Desde la aparición tembleque de Patricio Aylwin, hasta la carita de pena de Michelle Bachelet, se impuso por la oligarquía emergente la cultura de la represión solapada y de la otra. Al comienzo, por el temor inveterado a la reacción del fascismo anclado en las Fuerzas Armadas, al final por el temor a mal agradecer los logros concertacionistas y los postreros e inútiles porcentajes de adhesión sublime.
El resultado es dramático. La gente común quedó sin saber para donde mirar, a qué santo echar mano. Todo le queda lejos, en especial aquellos que antes marchaban codo a codo con los más castigados y de los que ahora ni se sabe. Curiosamente, lo único que salva, que entrega una mano de apoyo y solución, es el mercado. Las tarjetas de crédito, cumplen con la labor que hace mucho hacían las libretas del fiado en el almacén de la esquina.
El horror de verse manipulados por un gobierno mentiroso y populista, reforzado por un aparato comunicacional que hace lo que quiere, no es una posibilidad lejana, pero no asusta a nadie.
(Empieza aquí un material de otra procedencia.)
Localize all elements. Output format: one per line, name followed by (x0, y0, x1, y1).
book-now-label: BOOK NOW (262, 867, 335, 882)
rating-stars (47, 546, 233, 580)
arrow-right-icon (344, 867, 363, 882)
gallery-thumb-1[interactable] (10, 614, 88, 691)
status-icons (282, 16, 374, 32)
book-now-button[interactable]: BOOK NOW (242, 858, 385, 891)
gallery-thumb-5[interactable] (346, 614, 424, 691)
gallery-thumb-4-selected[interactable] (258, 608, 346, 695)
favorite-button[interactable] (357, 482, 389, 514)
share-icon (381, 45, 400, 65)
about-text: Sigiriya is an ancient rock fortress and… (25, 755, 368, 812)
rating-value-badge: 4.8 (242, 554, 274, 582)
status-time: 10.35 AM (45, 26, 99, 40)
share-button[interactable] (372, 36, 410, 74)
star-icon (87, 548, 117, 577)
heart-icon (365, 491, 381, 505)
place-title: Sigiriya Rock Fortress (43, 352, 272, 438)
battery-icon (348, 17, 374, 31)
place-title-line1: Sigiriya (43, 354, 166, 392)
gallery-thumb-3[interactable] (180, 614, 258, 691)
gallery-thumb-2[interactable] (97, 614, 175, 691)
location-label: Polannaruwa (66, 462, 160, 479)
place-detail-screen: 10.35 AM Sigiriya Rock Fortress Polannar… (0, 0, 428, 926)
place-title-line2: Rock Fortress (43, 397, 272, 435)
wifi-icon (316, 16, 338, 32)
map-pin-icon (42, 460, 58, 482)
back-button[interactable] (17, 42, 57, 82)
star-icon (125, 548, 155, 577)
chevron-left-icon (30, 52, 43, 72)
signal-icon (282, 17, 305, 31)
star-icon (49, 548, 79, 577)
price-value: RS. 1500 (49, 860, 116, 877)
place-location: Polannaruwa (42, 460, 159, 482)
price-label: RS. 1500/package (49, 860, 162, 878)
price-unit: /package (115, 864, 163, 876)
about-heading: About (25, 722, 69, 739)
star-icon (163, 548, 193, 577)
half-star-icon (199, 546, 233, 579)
Mientras los ojos y oídos se centran en las especulaciones de la reconstrucción y en las teleseries de los matrimonios de la casa real concertacionista, el mundo sigue andando. Y aumentan los niños delincuentes sin que haya como contener esta desgracia, aumentan la razzia de los fiscales anti mapuche en su cruzada racista, aumenta la cesantía en sector público y en la zona epicentral, sube el pasaje de esa otra estafa llamada Transantiago y suben también los grados de impunidad de los represores contemporáneos. Y a nadie parece importar mucho.
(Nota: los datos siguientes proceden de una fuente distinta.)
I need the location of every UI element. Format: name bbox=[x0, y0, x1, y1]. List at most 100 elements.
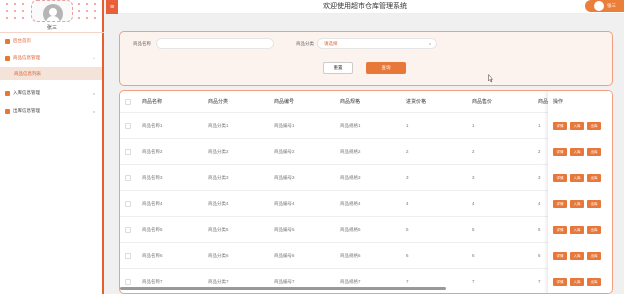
select-all-checkbox[interactable] bbox=[125, 99, 131, 105]
table-cell: 商品规格3 bbox=[340, 175, 361, 180]
detail-button[interactable]: 详情 bbox=[553, 148, 567, 156]
table-cell: 商品编号7 bbox=[274, 279, 295, 284]
operations-column: 操作 详情 入库 出库 详情 入库 出库 详情 入库 出库 详情 入库 出库 详情 入库 出库 详情 入库 出库详… bbox=[548, 91, 612, 293]
table-cell: 3 bbox=[538, 175, 541, 180]
inbound-button[interactable]: 入库 bbox=[570, 252, 584, 260]
mouse-cursor-icon bbox=[488, 74, 493, 83]
chevron-down-icon: v bbox=[93, 90, 95, 96]
table-row[interactable]: 商品名称3 商品分类3 商品编号3 商品规格3 3 3 3 bbox=[120, 165, 612, 191]
row-checkbox[interactable] bbox=[125, 201, 131, 207]
sidebar-item-product-list[interactable]: 商品信息列表 bbox=[0, 67, 102, 80]
row-checkbox[interactable] bbox=[125, 175, 131, 181]
outbound-button[interactable]: 出库 bbox=[587, 252, 601, 260]
inbound-button[interactable]: 入库 bbox=[570, 200, 584, 208]
product-name-label: 商品名称 bbox=[133, 41, 151, 46]
column-header: 商品规格 bbox=[340, 99, 361, 105]
sidebar-item-home[interactable]: 后台首页 bbox=[0, 34, 102, 48]
user-menu-button[interactable]: 张三 bbox=[585, 0, 624, 12]
table-row[interactable]: 商品名称1 商品分类1 商品编号1 商品规格1 1 1 1 bbox=[120, 113, 612, 139]
sidebar-item-product-management[interactable]: 商品信息管理 ^ bbox=[0, 51, 102, 65]
inbound-button[interactable]: 入库 bbox=[570, 148, 584, 156]
table-cell: 6 bbox=[406, 253, 409, 258]
detail-button[interactable]: 详情 bbox=[553, 252, 567, 260]
table-cell: 商品编号2 bbox=[274, 149, 295, 154]
table-cell: 3 bbox=[406, 175, 409, 180]
table-cell: 商品分类1 bbox=[208, 123, 229, 128]
sidebar-user-name: 张三 bbox=[46, 25, 57, 31]
inbound-button[interactable]: 入库 bbox=[570, 278, 584, 286]
table-cell: 6 bbox=[538, 253, 541, 258]
product-name-input[interactable] bbox=[156, 38, 274, 49]
table-cell: 6 bbox=[472, 253, 475, 258]
reset-button[interactable]: 重置 bbox=[323, 62, 353, 74]
row-checkbox[interactable] bbox=[125, 253, 131, 259]
grid-icon bbox=[5, 90, 10, 96]
chevron-up-icon: ^ bbox=[93, 55, 95, 61]
page-title: 欢迎使用超市仓库管理系统 bbox=[323, 3, 407, 10]
row-checkbox[interactable] bbox=[125, 279, 131, 285]
table-cell: 商品编号6 bbox=[274, 253, 295, 258]
outbound-button[interactable]: 出库 bbox=[587, 122, 601, 130]
inbound-button[interactable]: 入库 bbox=[570, 122, 584, 130]
horizontal-scrollbar[interactable] bbox=[120, 287, 446, 290]
table-cell: 1 bbox=[538, 123, 541, 128]
detail-button[interactable]: 详情 bbox=[553, 278, 567, 286]
outbound-button[interactable]: 出库 bbox=[587, 226, 601, 234]
table-cell: 商品分类5 bbox=[208, 227, 229, 232]
table-cell: 商品规格2 bbox=[340, 149, 361, 154]
table-cell: 5 bbox=[406, 227, 409, 232]
detail-button[interactable]: 详情 bbox=[553, 200, 567, 208]
user-menu-label: 张三 bbox=[607, 3, 616, 8]
outbound-button[interactable]: 出库 bbox=[587, 148, 601, 156]
outbound-button[interactable]: 出库 bbox=[587, 278, 601, 286]
row-checkbox[interactable] bbox=[125, 149, 131, 155]
sidebar-item-inbound-management[interactable]: 入库信息管理 v bbox=[0, 86, 102, 100]
table-cell: 商品规格7 bbox=[340, 279, 361, 284]
table-cell: 商品名称1 bbox=[142, 123, 163, 128]
column-header: 商品分类 bbox=[208, 99, 229, 105]
table-cell: 商品分类7 bbox=[208, 279, 229, 284]
table-header-row: 商品名称 商品分类 商品编号 商品规格 进货价格 商品售价 商品 bbox=[120, 91, 612, 113]
table-cell: 1 bbox=[406, 123, 409, 128]
inbound-button[interactable]: 入库 bbox=[570, 174, 584, 182]
table-row[interactable]: 商品名称2 商品分类2 商品编号2 商品规格2 2 2 2 bbox=[120, 139, 612, 165]
avatar[interactable] bbox=[31, 0, 73, 22]
table-cell: 商品名称5 bbox=[142, 227, 163, 232]
row-checkbox[interactable] bbox=[125, 227, 131, 233]
inbound-button[interactable]: 入库 bbox=[570, 226, 584, 234]
detail-button[interactable]: 详情 bbox=[553, 174, 567, 182]
table-row[interactable]: 商品名称5 商品分类5 商品编号5 商品规格5 5 5 5 bbox=[120, 217, 612, 243]
table-cell: 商品编号1 bbox=[274, 123, 295, 128]
outbound-button[interactable]: 出库 bbox=[587, 174, 601, 182]
column-header: 商品售价 bbox=[472, 99, 493, 105]
detail-button[interactable]: 详情 bbox=[553, 122, 567, 130]
chevron-down-icon: v bbox=[429, 41, 431, 46]
divider bbox=[0, 32, 104, 33]
table-cell: 4 bbox=[406, 201, 409, 206]
row-checkbox[interactable] bbox=[125, 123, 131, 129]
search-button[interactable]: 查询 bbox=[366, 62, 406, 74]
sidebar-item-outbound-management[interactable]: 出库信息管理 v bbox=[0, 104, 102, 118]
table-cell: 商品名称7 bbox=[142, 279, 163, 284]
table-cell: 商品编号3 bbox=[274, 175, 295, 180]
table-cell: 商品名称2 bbox=[142, 149, 163, 154]
table-row[interactable]: 商品名称6 商品分类6 商品编号6 商品规格6 6 6 6 bbox=[120, 243, 612, 269]
outbound-button[interactable]: 出库 bbox=[587, 200, 601, 208]
table-row[interactable]: 商品名称4 商品分类4 商品编号4 商品规格4 4 4 4 bbox=[120, 191, 612, 217]
detail-button[interactable]: 详情 bbox=[553, 226, 567, 234]
menu-toggle-button[interactable]: ≡ bbox=[106, 0, 118, 14]
category-select[interactable]: 请选择 v bbox=[317, 38, 437, 49]
product-table: 商品名称 商品分类 商品编号 商品规格 进货价格 商品售价 商品 商品名称1 商品… bbox=[119, 90, 613, 294]
table-cell: 商品规格6 bbox=[340, 253, 361, 258]
table-row[interactable]: 商品名称7 商品分类7 商品编号7 商品规格7 7 7 7 bbox=[120, 269, 612, 293]
avatar-icon bbox=[594, 1, 604, 11]
table-cell: 商品分类3 bbox=[208, 175, 229, 180]
sidebar-item-label: 商品信息管理 bbox=[13, 55, 40, 60]
table-cell: 5 bbox=[538, 227, 541, 232]
table-cell: 商品名称6 bbox=[142, 253, 163, 258]
table-cell: 7 bbox=[472, 279, 475, 284]
category-select-value: 请选择 bbox=[324, 40, 338, 46]
table-cell: 商品规格5 bbox=[340, 227, 361, 232]
grid-icon bbox=[5, 108, 10, 114]
table-cell: 商品名称4 bbox=[142, 201, 163, 206]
Esta semana se aprobará la ley que consagra la privatización de la educación en nuestro país y muchos diputados aún no hacen públicas las declaraciones de intereses, a pesar que la ley exige hacerlo en el término de treinta días desde su asunción. Y a nadie parece importarle tampoco.
Da la impresión que las sucesivas desgracias que ha experimentado el país: golpe de estado, Concertación, terremotos, inundaciones, volcanes en erupción, Sebastián Piñera, hubieran creado tal coraza en la piel y almas de sus habitantes, que ya nada afecta, nada asombra y, peor aún, nada indigna.